Zero Hora
04/05/2014
Mais de um mês depois do fim da greve dos Correios, usuários do serviço no Estado seguem reclamando da demora na entrega de correspondências. Incomoda também a justificativa dada pela empresa, que diz considerar aceitáveis os atrasos.
Quem tem o comércio eletrônico como negócio está entre os que mais contabilizam os maiores danos. Fernando Campello, que trabalha com restauração de livros, conta com o serviço para receber encomendas raras do Exterior e também para enviar o produto pronto para os clientes, espalhados pelo Brasil.
O livreiro estima que 2 mil mercadorias estejam paradas e prejuízo de pelo menos R$ 350 mil. Com atrasos nas entregas desde dezembro, o livreiro passa por uma situação um tanto inusitada.
Por meio do localizador — sistema de rastreamento pago à parte —, sabe que os produtos chegaram a Porto Alegre. Mas quando vai à central de distribuição da Capital buscar as mercadorias (que deveria receber em casa), não as encontra. A estatal alega atrasos devido à greve. O prazo estimado pela companhia para a normalização das entregas era 28 de março.
Além de ficar sem trabalhar, Fernando Campello precisa pagar a multa pela demora na entrega dos livros que restaura. Um dos clientes que cobra a mora é a Fundação Osvaldo Cruz (Fiocruz).
— Tenho de pagar para uma empresa pública por causa do problema gerado pela ineficiência de outra estatal. Mas o dano maior é com a imagem da minha empresa. Perdi clientes e já não tenho mais cara para justificar uma demora que não é minha — reclama.
No amontoado de papéis na mesa do escritório, o livreiro tem impresso localizadores de produtos remetidos em dezembro, janeiro e fevereiro, período anterior à greve. Órgãos de defesa do consumidor conseguem fazer intermediação em caso pontuais. Quando há busca por ressarcimentos, a Justiça passa a ser caminho inevitável.

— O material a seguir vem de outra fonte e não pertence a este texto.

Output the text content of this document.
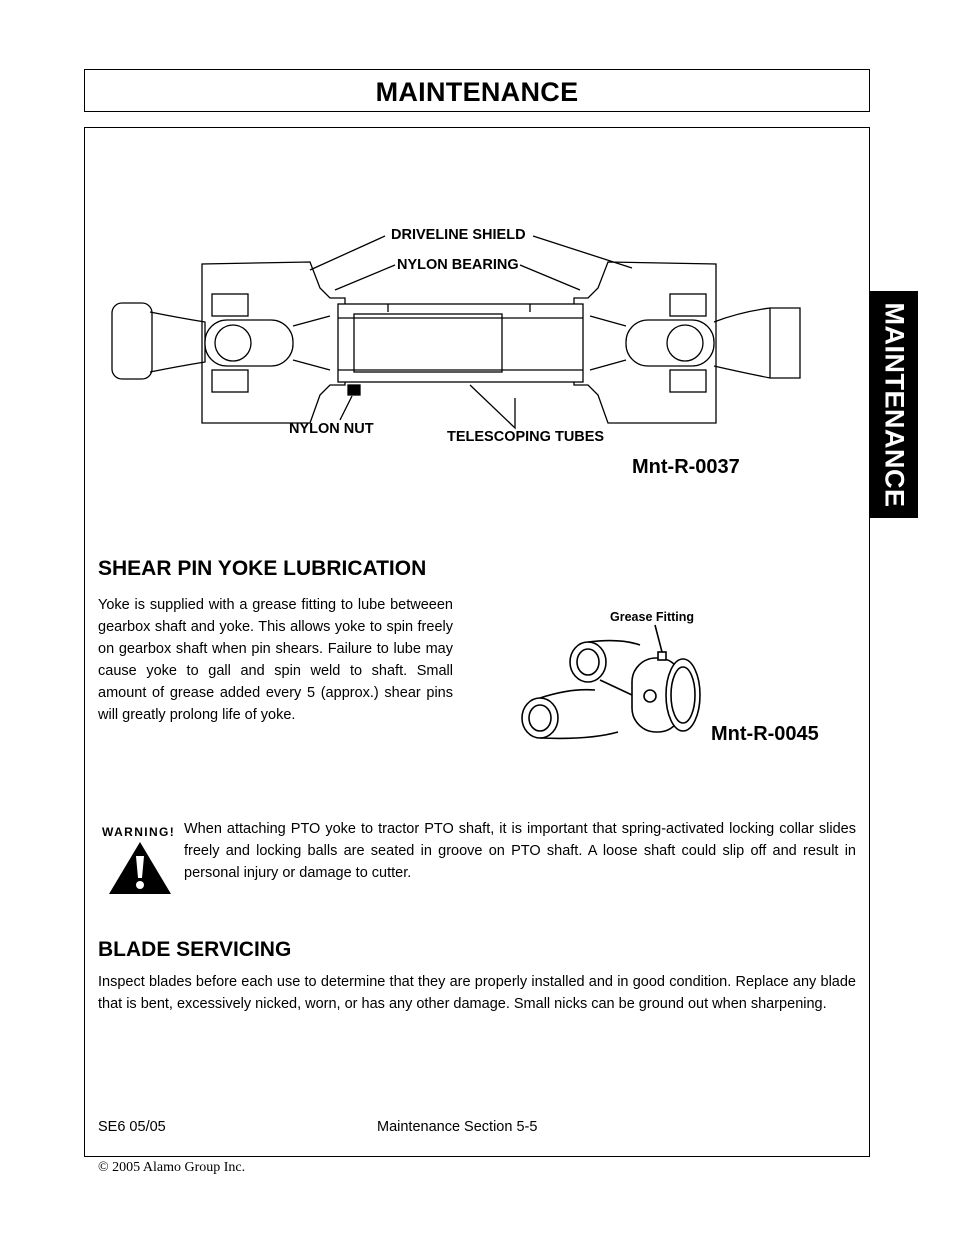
MAINTENANCE
MAINTENANCE
DRIVELINE SHIELD
NYLON BEARING
NYLON NUT	TELESCOPING TUBES
Mnt-R-0037
SHEAR PIN YOKE LUBRICATION
Yoke is supplied with a grease fitting to lube betweeen gearbox shaft and yoke. This allows yoke to spin freely on gearbox shaft when pin shears. Failure to lube may cause yoke to gall and spin weld to shaft. Small amount of grease added every 5 (approx.) shear pins will greatly prolong life of yoke.
Grease Fitting
Mnt-R-0045
WARNING! When attaching PTO yoke to tractor PTO shaft, it is important that spring-activated locking collar slides freely and locking balls are seated in groove on PTO shaft. A loose shaft could slip off and result in personal injury or damage to cutter.
BLADE SERVICING
Inspect blades before each use to determine that they are properly installed and in good condition. Replace any blade that is bent, excessively nicked, worn, or has any other damage. Small nicks can be ground out when sharpening.
SE6 05/05	Maintenance Section 5-5
© 2005 Alamo Group Inc.
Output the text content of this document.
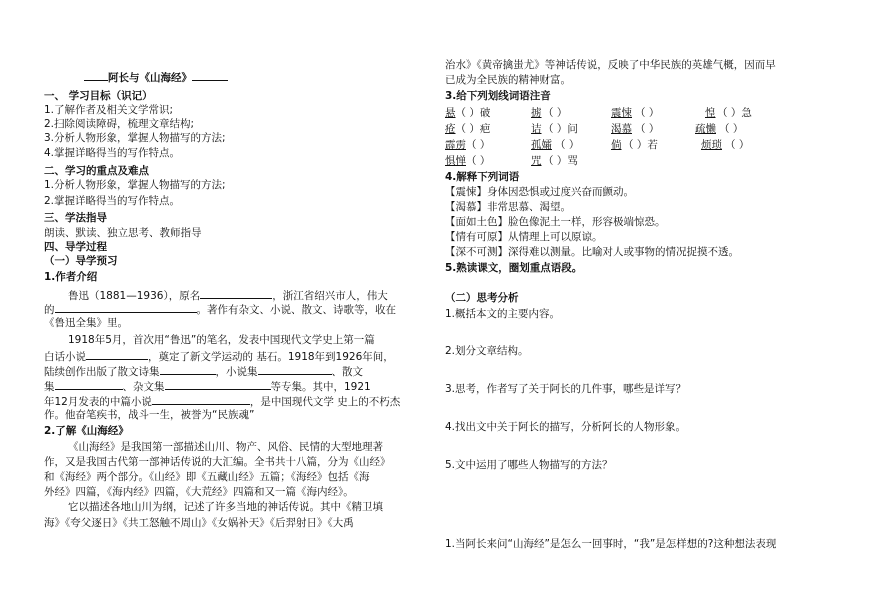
阿长与《山海经》
一、 学习目标（识记）
1.了解作者及相关文学常识;
2.扫除阅读障碍，梳理文章结构;
3.分析人物形象，掌握人物描写的方法;
4.掌握详略得当的写作特点。
二、学习的重点及难点
1.分析人物形象，掌握人物描写的方法;
2.掌握详略得当的写作特点。
三、学法指导
朗读、默读、独立思考、教师指导
四、导学过程
（一）导学预习
1.作者介绍
鲁迅（1881—1936），原名	，浙江省绍兴市人，伟大
的	。著作有杂文、小说、散文、诗歌等，收在
《鲁迅全集》里。
1918年5月，首次用“鲁迅”的笔名，发表中国现代文学史上第一篇
白话小说	，奠定了新文学运动的 基石。1918年到1926年间，
陆续创作出版了散文诗集	，小说集	、散文
集	、杂文集	等专集。其中，1921
年12月发表的中篇小说	，是中国现代文学 史上的不朽杰
作。他奋笔疾书，战斗一生，被誉为“民族魂”
2.了解《山海经》
《山海经》是我国第一部描述山川、物产、风俗、民情的大型地理著
作，又是我国古代第一部神话传说的大汇编。全书共十八篇，分为《山经》
和《海经》两个部分。《山经》即《五藏山经》五篇；《海经》包括《海
外经》四篇，《海内经》四篇，《大荒经》四篇和又一篇《海内经》。
它以描述各地山川为纲，记述了许多当地的神话传说。其中《精卫填
海》《夸父逐日》《共工怒触不周山》《女娲补天》《后羿射日》《大禹
治水》《黄帝擒蚩尤》等神话传说，反映了中华民族的英雄气概，因而早
已成为全民族的精神财富。
3.给下列划线词语注音
悬（ ）破	掳 （ ）	震悚 （ ）	惶 （ ）急
疮（ ）疤	诘 （ ）问	渴慕 （ ）	疏懒 （ ）
霹雳（ ）	孤孀 （ ）	倘 （ ）若	烦琐 （ ）
惧惮（ ）	咒 （ ）骂
4.解释下列词语
【震悚】身体因恐惧或过度兴奋而颤动。
【渴慕】非常思慕、渴望。
【面如土色】脸色像泥土一样，形容极端惊恐。
【情有可原】从情理上可以原谅。
【深不可测】深得难以测量。比喻对人或事物的情况捉摸不透。
5.熟读课文，圈划重点语段。
（二）思考分析
1.概括本文的主要内容。
2.划分文章结构。
3.思考，作者写了关于阿长的几件事，哪些是详写？
4.找出文中关于阿长的描写，分析阿长的人物形象。
5.文中运用了哪些人物描写的方法？
1.当阿长来问“山海经”是怎么一回事时，“我”是怎样想的?这种想法表现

— A lei não prevê prazo para normalização do serviço após o fim de uma greve. Um tempo razoável é 30 dias, mais do que isso passa a ser um atraso sem justificativa — explica Flávia do Canto Pereira, coordenadora do Procon da Capital.
Sindicato calcula que faltam 8 mil carteiros
Culpar a recente greve dos funcionários dos Correios pela demora na entrega de correspondência e mercadorias é uma maneira de jogar o problema para debaixo do tapete, diz Vitor Rittimann, secretário-geral do Sindicato dos Trabalhadores dos Correios e Telégrafos do RS.
Segundo estimativa da entidade, precisariam ser contratados 8 mil carteiros no Rio Grande do Sul para que as correspondências fossem entregues no prazo. No Brasil, o déficit chegaria a 40 mil trabalhadores.
— A verdade é que mesmo quando não há interrupção, a entrega não funciona efetivamente. Com menos profissionais do que o necessário, não é possível dar conta da demanda. Ao afirmar que o serviço está normalizado, a empresa joga toda a responsabilidade para cima do carteiro. A população passa a achar que é o entregador que é desleixado. Recebemos denúncias de casos de agressão, inclusive — conta.
O analista de sistemas Luís Antônio de Melo espera há dois meses por dois CDs e um livro que comprou pela internet. Já está sem esperança de receber as mercadorias. Durante esse tempo, entrou em contato diversas vezes com a central de atendimento e a ouvidoria dos Correios para comunicar os atrasos. Sem resposta, procurou o Ministério das Comunicações. Outra vez, ficou falando sozinho.
— Tratam o problema como se fosse a coisa mais comum do mundo. Ninguém dá a mínima bola — desabafa.
A falta de diálogo também é criticada por Renata Scopel, de Esteio. Depois de esperar meses por produtos vindos da China que nunca chegaram, a industriária diz ter perdido a confiança nos Correios.
— Já foram modelo de excelência, agora nem o telefone eles atendem — lamenta.
Procurada, a estatal não se manifestou sobre o assunto.
Como ficou a greve?
— Funcionários dos Correios entraram em greve no dia 29 de janeiro com a justificativa de que estatal não cumpria as cláusulas de assistência médica, hospitalar e odontológica. Segundo estimativa dos Correios, a adesão chegou a 4 mil dos 125 mil trabalhadores.
— No dia 12 de março, o Tribunal Superior do Trabalho (TST) julgou a paralisação abusiva por considerar que o dissídio não estava sendo descumprido. Os grevistas foram forçados a voltar à ativa dois dias depois. Ficou decidido que 15 dos 42 dias parados seriam descontados e os demais, compensados.
— Conforme balanço sobre estatais federais, os Correios investiram R$ 54,3 milhões no primeiro bimestre do ano, aumento de 76,3% em comparação ao mesmo período de 2013.